A Perthshire minister spent 2016 offering guidance and solace to the troubled residents of a city touched by terror.
For the past 12 years, Reverend Dr Andrew Gardner has lived and worked in Brussels, where he heads the St Andrew’s Church of Scotland.
He grew up in Callander and served time as assistant probationer minister at the High Kirk in Dundee but in recent months has been helping Belgium’s capital city through some of its darkest hours.
Reverend Gardner said: “For those of us who live and work in continental Europe, this has been a year that has brought many uncertainties and concerns for the future.
“I have lived and ministered in Brussels for over 12 years.
“We are blessed to have a vibrant Church community of all ages and made up of about 30 nationalities, which is constantly changing.
“It is a reflection of the transient nature of the city.
“On the morning of March 22, associates of Saladh Abdeslam,bombed Zaventem Airport and Maelbeek metro station in the heart of the EU quarter.
“Twenty two lives were lost that day and hundreds of people were injured.
“Some members of our congregation were on the metro train at the time, though they escaped without serious injury.
“Others had close connections with some of the deceased. Yet more were locked into their offices as the emergency services went about their work.
“For months afterward, the city was full of armed soldiers due on maximum security alert and there remains a very visible military presence in Brussels today.
“The same can be said of Paris, where I serve as interim moderator.”
Reverend Gardner said the terrorist attacks were just one of the shocks experienced by those who live in Brussels during 2016.
He said the city had also been rocked by the result of the UK’s EU Referendum – Scots such as himself more so because the country had voted decisively to remain.
“The British community that lives and works in the EU has deep concerns about the future,” Reverend Gardner said.

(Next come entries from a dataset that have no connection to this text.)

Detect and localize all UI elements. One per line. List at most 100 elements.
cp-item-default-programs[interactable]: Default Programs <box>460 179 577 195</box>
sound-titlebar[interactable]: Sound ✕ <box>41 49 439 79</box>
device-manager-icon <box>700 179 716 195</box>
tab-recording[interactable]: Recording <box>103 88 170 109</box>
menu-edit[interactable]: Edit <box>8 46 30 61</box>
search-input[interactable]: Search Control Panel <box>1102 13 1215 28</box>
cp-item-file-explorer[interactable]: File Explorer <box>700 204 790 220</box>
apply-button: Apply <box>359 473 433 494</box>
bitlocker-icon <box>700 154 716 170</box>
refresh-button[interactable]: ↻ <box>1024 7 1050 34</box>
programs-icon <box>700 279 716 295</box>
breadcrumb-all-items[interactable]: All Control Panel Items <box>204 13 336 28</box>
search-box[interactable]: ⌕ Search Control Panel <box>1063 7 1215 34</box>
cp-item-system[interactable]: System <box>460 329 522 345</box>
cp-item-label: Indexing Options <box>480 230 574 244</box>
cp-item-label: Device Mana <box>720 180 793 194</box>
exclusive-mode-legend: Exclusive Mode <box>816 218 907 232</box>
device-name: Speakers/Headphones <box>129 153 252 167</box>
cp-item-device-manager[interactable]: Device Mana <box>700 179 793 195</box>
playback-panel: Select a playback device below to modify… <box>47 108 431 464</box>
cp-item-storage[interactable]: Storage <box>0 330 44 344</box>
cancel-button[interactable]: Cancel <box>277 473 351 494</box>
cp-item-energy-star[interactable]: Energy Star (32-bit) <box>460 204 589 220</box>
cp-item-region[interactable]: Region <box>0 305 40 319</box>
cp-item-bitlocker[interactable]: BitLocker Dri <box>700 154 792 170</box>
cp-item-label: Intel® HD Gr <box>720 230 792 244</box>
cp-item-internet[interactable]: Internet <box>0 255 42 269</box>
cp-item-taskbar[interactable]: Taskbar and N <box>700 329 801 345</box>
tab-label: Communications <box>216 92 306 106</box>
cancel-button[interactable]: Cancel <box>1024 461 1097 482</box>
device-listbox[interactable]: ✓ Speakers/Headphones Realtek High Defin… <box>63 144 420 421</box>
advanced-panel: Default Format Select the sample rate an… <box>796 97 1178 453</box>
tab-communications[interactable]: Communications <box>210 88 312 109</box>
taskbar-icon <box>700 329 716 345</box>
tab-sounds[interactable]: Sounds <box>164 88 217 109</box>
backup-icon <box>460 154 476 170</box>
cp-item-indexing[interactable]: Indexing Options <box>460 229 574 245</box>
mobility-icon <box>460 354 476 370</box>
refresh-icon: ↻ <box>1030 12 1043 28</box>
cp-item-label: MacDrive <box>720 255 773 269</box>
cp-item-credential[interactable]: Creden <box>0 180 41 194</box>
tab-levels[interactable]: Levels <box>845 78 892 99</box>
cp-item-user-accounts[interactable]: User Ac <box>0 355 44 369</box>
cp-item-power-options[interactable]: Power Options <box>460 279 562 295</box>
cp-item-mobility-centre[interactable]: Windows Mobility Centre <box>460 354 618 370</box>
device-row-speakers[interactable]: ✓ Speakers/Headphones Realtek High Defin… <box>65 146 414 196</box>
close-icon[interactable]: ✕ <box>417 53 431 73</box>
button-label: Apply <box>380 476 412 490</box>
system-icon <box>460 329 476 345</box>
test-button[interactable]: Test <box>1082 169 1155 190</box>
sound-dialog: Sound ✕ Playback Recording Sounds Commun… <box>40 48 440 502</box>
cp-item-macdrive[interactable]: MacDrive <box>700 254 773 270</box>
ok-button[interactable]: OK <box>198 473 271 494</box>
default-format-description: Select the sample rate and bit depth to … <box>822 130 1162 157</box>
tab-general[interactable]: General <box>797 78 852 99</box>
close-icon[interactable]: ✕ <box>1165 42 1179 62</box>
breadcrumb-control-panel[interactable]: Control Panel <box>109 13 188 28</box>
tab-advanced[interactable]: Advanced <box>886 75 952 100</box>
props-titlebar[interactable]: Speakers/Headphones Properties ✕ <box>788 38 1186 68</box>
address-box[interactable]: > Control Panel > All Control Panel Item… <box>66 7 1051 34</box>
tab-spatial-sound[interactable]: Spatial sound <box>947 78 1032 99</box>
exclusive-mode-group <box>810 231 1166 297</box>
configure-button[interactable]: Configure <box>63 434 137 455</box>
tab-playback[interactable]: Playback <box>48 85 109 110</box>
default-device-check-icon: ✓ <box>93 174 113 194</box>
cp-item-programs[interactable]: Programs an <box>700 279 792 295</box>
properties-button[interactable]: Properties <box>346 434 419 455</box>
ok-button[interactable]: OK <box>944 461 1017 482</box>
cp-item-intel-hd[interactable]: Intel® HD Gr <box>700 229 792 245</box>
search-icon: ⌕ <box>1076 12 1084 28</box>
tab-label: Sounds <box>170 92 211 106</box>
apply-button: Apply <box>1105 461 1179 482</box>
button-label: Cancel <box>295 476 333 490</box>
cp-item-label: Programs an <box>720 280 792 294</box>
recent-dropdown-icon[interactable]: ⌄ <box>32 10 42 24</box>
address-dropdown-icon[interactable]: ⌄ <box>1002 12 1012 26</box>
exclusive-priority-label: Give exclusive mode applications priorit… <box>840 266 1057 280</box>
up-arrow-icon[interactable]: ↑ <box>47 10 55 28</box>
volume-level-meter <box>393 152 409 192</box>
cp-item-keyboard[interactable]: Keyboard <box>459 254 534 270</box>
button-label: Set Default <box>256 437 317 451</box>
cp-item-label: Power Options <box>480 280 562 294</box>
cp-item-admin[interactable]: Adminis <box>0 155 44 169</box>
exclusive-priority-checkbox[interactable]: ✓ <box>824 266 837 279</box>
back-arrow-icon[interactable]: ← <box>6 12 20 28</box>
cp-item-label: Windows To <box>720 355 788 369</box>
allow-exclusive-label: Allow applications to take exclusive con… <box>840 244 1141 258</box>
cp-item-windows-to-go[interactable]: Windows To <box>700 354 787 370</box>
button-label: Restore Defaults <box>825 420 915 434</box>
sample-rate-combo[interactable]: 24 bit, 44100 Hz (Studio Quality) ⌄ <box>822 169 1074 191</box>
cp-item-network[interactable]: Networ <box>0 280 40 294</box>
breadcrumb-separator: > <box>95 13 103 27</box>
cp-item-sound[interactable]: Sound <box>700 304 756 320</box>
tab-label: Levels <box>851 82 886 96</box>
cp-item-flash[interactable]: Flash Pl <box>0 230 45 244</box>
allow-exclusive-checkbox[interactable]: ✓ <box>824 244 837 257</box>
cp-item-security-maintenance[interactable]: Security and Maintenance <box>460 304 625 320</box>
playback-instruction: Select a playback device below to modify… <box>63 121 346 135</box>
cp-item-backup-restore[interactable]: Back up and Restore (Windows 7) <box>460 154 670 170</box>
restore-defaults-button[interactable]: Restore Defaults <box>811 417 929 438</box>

“What will our status be when the UK has fully exited the Union?”
The minister said the movement of people and the arrival of refugees had also tested the city and seen its people rise to the challenge.
Many agencies, including local churches, cooperated to provide help and support to refugees, with the congregation at St Andrew’s collecting toiletries for those in the local Salvation Army’s migrant centres and spending Christmas gathering bedding and foodstuffs and providing financial aid to charities that support the integration of refugees into the community.
Reverend Gardner added: “2016 has been a challenging year in Brussels.
“Whatever happens in 2017, under the providence of God, the resilient congregation of St Andrew’s will rise to that challenge.”